Maternal and child health

Today, Tanzanian children stand a better chance of surviving past their fifth birthday than ever before.

Mother and child


The government’s implementation of high-impact health programmes such as routine immunization, Vitamin A supplementation, prevention of mother-to-child transmission of HIV, and improved management of common childhood illnesses, has saved the lives of thousands of children across the country.

However, challenges persist, and preventable and treatable diseases such as malaria, pneumonia, diarrhoea and neonatal conditions continue to claim the lives of Tanzanian children every day. Early marriage and childbearing remain high in some regions and economic groups, worsening existing vulnerabilities.

Health systems and service delivery require strengthening. The availability of drugs and supplies remains a challenge. The systems for referral and transport are inadequate. Limited access to insurance schemes and informal payments at health facilities pose financial barriers to access. The coverage of basic emergency obstetric and newborn care is low with only 20 per cent of dispensaries and 39 per cent of health centres offering delivery services that provide all signal functions.

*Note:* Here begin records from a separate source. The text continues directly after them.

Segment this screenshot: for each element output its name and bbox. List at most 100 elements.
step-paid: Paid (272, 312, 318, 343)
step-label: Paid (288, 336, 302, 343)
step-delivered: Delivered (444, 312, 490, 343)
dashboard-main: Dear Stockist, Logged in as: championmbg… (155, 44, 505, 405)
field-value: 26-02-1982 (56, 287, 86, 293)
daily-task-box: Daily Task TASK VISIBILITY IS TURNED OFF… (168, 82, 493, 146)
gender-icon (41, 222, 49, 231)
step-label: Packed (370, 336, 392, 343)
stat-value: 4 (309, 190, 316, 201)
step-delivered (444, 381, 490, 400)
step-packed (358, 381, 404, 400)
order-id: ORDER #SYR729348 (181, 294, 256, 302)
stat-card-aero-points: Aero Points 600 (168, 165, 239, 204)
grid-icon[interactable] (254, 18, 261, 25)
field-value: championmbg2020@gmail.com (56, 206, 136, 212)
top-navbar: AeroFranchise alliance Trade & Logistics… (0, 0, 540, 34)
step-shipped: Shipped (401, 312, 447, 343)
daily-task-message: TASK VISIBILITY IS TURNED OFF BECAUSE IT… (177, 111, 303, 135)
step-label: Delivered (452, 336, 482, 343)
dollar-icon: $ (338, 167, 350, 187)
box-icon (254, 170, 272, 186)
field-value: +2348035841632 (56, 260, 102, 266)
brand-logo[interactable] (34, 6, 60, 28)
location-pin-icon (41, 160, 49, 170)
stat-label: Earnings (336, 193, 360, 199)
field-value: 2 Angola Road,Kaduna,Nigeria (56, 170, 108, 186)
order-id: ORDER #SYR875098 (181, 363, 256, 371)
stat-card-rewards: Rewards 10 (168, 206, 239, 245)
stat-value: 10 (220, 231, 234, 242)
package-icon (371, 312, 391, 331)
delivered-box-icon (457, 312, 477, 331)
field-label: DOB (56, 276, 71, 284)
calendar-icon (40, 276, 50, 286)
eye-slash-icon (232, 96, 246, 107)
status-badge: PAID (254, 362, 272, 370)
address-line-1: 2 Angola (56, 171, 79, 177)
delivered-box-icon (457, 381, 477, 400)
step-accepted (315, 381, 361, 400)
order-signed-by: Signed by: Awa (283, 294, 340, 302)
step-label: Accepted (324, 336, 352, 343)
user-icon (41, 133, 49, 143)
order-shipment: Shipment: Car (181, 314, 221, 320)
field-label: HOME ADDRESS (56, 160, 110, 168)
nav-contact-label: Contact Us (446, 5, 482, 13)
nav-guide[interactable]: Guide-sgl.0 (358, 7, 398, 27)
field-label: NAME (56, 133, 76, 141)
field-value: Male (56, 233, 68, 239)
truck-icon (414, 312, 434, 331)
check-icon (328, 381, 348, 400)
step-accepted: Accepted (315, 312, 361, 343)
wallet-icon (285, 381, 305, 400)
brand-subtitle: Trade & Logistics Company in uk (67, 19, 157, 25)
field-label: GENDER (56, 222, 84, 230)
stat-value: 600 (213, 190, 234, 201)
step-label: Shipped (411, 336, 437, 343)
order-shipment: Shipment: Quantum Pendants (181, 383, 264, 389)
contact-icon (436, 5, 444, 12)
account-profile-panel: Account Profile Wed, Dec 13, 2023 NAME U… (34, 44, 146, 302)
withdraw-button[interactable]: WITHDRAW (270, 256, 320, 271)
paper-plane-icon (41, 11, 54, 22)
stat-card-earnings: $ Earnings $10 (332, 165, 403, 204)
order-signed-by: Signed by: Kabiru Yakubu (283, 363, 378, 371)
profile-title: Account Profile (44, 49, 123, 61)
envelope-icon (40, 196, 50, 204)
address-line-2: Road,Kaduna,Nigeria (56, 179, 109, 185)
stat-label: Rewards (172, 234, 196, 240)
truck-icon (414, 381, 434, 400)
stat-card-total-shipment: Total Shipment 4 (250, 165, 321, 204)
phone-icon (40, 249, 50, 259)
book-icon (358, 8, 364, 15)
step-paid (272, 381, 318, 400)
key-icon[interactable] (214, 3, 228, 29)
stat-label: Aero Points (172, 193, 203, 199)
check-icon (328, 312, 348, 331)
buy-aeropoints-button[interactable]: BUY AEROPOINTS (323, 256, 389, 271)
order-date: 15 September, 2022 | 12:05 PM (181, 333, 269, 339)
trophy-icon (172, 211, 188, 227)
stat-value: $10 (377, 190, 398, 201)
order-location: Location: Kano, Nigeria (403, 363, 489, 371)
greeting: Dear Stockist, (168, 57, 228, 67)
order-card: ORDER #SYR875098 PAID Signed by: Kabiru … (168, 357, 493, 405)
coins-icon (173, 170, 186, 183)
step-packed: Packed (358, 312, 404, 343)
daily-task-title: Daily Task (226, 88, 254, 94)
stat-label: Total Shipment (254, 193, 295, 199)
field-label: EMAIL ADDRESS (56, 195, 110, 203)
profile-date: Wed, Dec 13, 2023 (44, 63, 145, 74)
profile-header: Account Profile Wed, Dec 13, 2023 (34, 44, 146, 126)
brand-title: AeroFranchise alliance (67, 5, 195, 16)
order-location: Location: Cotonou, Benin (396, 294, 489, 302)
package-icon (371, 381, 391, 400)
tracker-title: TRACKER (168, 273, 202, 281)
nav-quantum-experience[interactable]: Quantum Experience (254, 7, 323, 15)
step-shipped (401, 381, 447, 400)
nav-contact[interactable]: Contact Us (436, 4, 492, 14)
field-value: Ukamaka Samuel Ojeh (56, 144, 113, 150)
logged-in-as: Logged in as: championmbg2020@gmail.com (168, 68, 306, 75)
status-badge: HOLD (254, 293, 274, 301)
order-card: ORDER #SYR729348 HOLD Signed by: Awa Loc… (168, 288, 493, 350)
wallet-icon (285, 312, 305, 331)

Largely preventable and treatable diseases such as malaria, pneumonia and diarrhoea cause the death of 270 children under 5 years of age every day. There are wide socio-economic and geographical disparities in child mortality, largely due to inequities in access to, and use of, health services. Regional and economic inequities cause imbalances in child survival. Under-five mortality swings from 56 per 1,000 live births in the Northern regions and Zanzibar to 88 per 1,000 live births in the Lake regions, and from 87 per 1,000 live births in the urban mainland to 76 per 1,000 live births in the rural mainland.

While there was a 47 per cent reduction of the maternal mortality ratio (MMR) between 1990 and 2012 (870 and 232 deaths per 100,000 live births respectively), Tanzania did not make sufficient progress to attain its Millenium Development Goal of reducing MMR to 193 per 100,000 live births. Previous gains are being eroded as the MMR increased to 556 per 100,000 live births in 2015.

There are broad gaps in births assisted by skilled health professionals in rural and urban areas (55 per cent and 87 per cent respectively) and region (96 per cent in Kilimanjaro and 95 per cent in Dar es Salaam to 42 per cent in Simiyu).

The percentage of women (20–24 years) who have given birth or are pregnant with their first child by the age of 18 has increased from 23 per cent in 2010 to 27 per cent in 2015. Vast variations are observed based on the place of residence – 19 per cent in urban versus 32 per cent in rural areas, and 27 per cent in mainland Tanzania versus 8 per cent in Zanzibar.

Adolescent sexual and reproductive healthcare is inadequate – teens and young people report that confidentiality is often not respected, and services are expensive and not youth-friendly. Medication is also in short supply.


What is UNICEF doing?

UNICEF is supporting the Tanzanian government to strengthen the enabling national environment; improve the district health system to plan and monitor services; reinforce sub-national capacity to deliver quality reproductive, maternal, neonatal, child and adolescent health services; and empower individuals, families and communities to adopt healthy family practices.

UNICEF provides focused support to four regions in the mainland with the lowest maternal and child health indicators (Mbeya, Songwe, Iringa and Njombe) and to Zanzibar. This support targets the most disadvantaged children, adolescents, and pregnant and lactating women.

What we want to achieve by 2021

Improved access to equitable, acceptable and affordable quality health services for all mothers and children:

  • Enabling environment strengthened through technical and financial support for policy and strategy development, and improved coordination at national and subnational levels.
  • Strengthened preparedness and capacity to respond to emergencies, particularly related to communicable diseases, throughout the country and among the refugee population.
  • District health system strengthened in evidence-based planning and monitoring, especially through better reporting, and the production and use of quality data.
  • Enhanced availability of essential drugs through strengthened logistic management information systems and planning and monitoring.
  • Immunization coverage maintained above 95 per cent and Reach Every Child approach implemented in all districts in the country.
  • Enhanced availability of essential medicine for the treatment of diarrhoea, pneumonia and malaria through partnerships with the private sector, and improved capacity of health workers to diagnose and treat these conditions through training and on-site mentoring.
  • A total of 214 strategically-selected health facilities provide quality integrated reproductive, maternal, newborn and child health services in four regions on the mainland (Mbeya, Songwe, Iringa and Njombe) and Zanzibar (supported on renovation/refurbishment, essential equipments, capacity building of the workers and quality assurance mechanisms).
  • Advocacy undertaken, capacity built and HIV services demonstrated and monitored, ensuring the delivery of prevention of mother-tochild transmission (PMTCT) services and paediatric treatment for HIV through maternal and child health service platforms.
  • Support communities to adopt healthy behaviours and seek care by training, supporting and monitoring a newly-established cadre of community health workers.
  • Enhanced social accountability in the health sector through the use of community score cards and innovative approaches such as mobile telephones and SMS used to gather feedback on the care received at health facilities.